Of course the Fascists opposed the General Strike of 1926. In fact, as Pugh notes, they were particularly enthusiastic anti-strike volunteers, enrolling in the Organisation for the Maintenance of Supplies, and as Special Constables. Chief constables welcomed the Fascists, but only as individuals and not as uniformed members of Fascist parties as these had hoped.

In 1920, the Conservative Member of Parliament, Oswald Mosley, crossed the floor to sit as an independent; in 1924, he joined the Labour Party. His views were already interventionist, corporatist, almost Fascist, but he was enthusiastically welcomed into the Labour Party. By 1929, Mosley was appointed Chancellor of the Duchy of Lancaster, but he soon resigned, and in February 1931 he launched his New Party.Then in 1932, after visiting Rome, he founded the British Union of Fascists. The BUF adopted the Corporate State, with the abolition of political parties, as its official policy. At this stage, Mosley and the BUF looked to Italy for their model, and it was not until 1936 that the BUF became pro-Nazi. Pugh notes that Mosley regularly visited Italy, and was rewarded with funding by Mussolini for several years. Mosley did not meet Hitler until 1935. During this period, the British Union of Fascists, which added the phrase “and National Socialists” to its title, became increasingly anti-Jewish. The BUF was organised militarily, complete with uniforms until these were banned in 1936. For a number of years, the Daily Mail, owned by Lord Northcliffe, supported the BUF and promoted Fascism.

Besides the BUF, there were still a number of small Fascist parties, as well as various “front” groups such as the January Club and Anglo-German Fellowship and, later, the Link. As in the 1920s, such groups had many Tories, rightwing and mainstream, as members. Indeed, most Conservatives, in Parliament and the country at large, were either pro-Fascist Italy, pro-Nazi Germany or, like Neville Chamberlain, appeasers, as Martin Pugh demonstrates in some detail. Many of them continued to hold similar ideas even after Britain had declared war on Germany, on 3 September, 1939. In 1940, Oswald Mosley, as well as about 800 Fascists and others considered to be pro-German, were arrested and imprisoned. But by 1942, most had been released. Mosley was conditionally released from prison in 1944. The BUF had been banned in June, 1940.

British Fascism, the Labour Movement and the State is a collection of fairly short and diverse essays by various authors. Richard Maguire discusses the use of Fascists by the Conservative Government in defence of what Stanley Baldwin called the “community” in defeating the miners, and during the General Strike of 1926. And, as noted in Pugh’s book, the authorities were more than prepared to use Fascists as strike-breakers, their views being that the Fascists could be depended upon as Special Constables and the like.
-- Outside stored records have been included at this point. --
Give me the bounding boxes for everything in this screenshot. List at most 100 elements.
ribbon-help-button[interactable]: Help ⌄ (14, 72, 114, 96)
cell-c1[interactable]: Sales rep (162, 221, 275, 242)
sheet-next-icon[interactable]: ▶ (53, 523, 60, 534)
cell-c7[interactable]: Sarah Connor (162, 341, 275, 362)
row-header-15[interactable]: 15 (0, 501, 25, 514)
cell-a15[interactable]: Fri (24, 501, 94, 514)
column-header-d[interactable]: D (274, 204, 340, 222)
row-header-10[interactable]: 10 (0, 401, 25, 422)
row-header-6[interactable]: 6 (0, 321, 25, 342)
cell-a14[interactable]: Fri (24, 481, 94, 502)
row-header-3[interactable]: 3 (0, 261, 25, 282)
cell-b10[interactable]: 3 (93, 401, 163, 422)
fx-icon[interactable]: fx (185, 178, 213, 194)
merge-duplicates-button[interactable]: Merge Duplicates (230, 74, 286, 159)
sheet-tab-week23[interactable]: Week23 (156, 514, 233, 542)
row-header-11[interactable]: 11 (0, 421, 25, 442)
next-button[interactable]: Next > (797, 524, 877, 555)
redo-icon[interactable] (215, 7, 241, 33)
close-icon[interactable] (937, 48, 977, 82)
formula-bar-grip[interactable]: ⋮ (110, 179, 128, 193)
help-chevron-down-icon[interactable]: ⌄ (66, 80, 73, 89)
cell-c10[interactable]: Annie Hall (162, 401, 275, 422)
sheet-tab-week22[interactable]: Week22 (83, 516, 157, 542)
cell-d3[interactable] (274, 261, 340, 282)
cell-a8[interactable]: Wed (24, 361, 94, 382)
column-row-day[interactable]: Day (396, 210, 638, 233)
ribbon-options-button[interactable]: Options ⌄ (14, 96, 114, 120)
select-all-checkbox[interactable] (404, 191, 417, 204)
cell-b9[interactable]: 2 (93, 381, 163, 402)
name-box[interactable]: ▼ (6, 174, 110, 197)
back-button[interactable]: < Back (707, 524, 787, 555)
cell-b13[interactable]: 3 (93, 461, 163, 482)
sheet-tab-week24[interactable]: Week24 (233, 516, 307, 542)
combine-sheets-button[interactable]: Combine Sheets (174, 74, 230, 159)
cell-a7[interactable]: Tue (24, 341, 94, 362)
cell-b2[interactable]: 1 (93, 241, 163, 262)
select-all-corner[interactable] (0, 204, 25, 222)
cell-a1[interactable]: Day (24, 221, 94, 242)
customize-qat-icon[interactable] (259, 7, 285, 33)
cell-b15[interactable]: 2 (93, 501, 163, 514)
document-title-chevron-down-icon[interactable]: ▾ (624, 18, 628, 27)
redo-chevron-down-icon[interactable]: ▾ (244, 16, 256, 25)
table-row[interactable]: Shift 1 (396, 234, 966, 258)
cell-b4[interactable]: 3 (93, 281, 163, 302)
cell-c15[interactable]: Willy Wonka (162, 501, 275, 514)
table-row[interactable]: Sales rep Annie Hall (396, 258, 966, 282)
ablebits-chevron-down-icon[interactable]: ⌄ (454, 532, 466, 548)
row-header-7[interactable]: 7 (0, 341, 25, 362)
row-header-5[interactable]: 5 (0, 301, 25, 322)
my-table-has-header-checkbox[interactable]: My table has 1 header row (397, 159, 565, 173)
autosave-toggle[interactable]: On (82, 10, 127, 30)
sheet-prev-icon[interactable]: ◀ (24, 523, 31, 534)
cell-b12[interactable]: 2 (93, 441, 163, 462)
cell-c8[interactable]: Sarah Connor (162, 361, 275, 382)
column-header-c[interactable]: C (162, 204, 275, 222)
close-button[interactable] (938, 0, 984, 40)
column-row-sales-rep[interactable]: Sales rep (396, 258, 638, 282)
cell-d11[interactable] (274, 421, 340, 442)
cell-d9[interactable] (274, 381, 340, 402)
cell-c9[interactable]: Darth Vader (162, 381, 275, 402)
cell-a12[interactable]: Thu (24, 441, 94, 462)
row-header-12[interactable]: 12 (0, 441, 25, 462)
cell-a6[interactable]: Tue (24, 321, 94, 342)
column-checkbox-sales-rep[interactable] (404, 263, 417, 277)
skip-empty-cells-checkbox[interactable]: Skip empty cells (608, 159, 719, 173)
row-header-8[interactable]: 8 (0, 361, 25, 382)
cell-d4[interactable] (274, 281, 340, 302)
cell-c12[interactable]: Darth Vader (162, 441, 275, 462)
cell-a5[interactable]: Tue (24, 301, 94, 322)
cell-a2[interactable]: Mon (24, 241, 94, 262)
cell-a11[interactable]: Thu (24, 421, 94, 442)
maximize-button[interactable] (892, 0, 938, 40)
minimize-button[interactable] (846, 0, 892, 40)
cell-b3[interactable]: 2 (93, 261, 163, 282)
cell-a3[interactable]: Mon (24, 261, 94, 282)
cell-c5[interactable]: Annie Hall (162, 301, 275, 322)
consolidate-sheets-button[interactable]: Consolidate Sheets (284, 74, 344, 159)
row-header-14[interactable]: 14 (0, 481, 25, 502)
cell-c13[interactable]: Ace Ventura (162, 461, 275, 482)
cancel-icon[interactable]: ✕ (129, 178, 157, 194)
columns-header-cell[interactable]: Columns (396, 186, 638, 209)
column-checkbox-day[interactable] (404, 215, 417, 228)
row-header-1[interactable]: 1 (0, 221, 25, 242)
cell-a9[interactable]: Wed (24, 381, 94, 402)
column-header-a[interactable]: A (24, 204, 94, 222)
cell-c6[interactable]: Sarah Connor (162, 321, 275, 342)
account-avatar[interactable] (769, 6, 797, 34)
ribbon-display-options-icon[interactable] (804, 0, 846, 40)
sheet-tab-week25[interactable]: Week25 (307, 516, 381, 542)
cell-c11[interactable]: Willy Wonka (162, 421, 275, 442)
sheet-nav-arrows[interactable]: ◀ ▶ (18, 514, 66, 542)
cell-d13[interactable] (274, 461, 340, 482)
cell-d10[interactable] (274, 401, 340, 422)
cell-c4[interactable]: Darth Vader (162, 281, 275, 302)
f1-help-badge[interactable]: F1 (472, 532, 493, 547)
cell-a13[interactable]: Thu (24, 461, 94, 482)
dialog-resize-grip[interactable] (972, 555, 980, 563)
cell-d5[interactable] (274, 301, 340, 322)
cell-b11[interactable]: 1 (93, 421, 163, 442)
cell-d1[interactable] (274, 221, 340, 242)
Richard Thurlow outlines the formation of the Security Service (MI5), and its collaboration with Special Branch in surveillance of the Communist Party, and Comintern agents in Britain, particularly during the 1920s and  1930s. After about 1933, MI5 and Special Branch began to interest themselves in the British Union of Fascists, which hitherto they had not done. Interestingly, Thurlow points out that Maxwell Knight of MI5 had himself been the British Fascists’ Director of Intelligence in 1927. Graham Macklin discusses the attitude of the police and magistrates towards the Fascists in their confrontations with the Communists, and shows that in general they were more sympathetic towards the Fascists than the Communists. Not surprisingly, Oswald Mosley was particularly effusive in his support for the police, many of whom were anti-Jewish. Philip Coupland outlines what he calls “left-wing fascism”, in which the BUF use leftwing terminology to attract workers and disillusioned Labourites and Communists. In parts of the country this was quite successful.

David Renton discusses the so-called anti-Fascism, during the 1974-79 period, by such organisations as the Anti-Nazi League, the Trade Unions and the SWP, all of which from a socialist viewpoint achieved nothing in defeating fascist ideas and activities. Indeed, a party like the BNP today probably has as much support as did the BUF in 1935. Possibly more.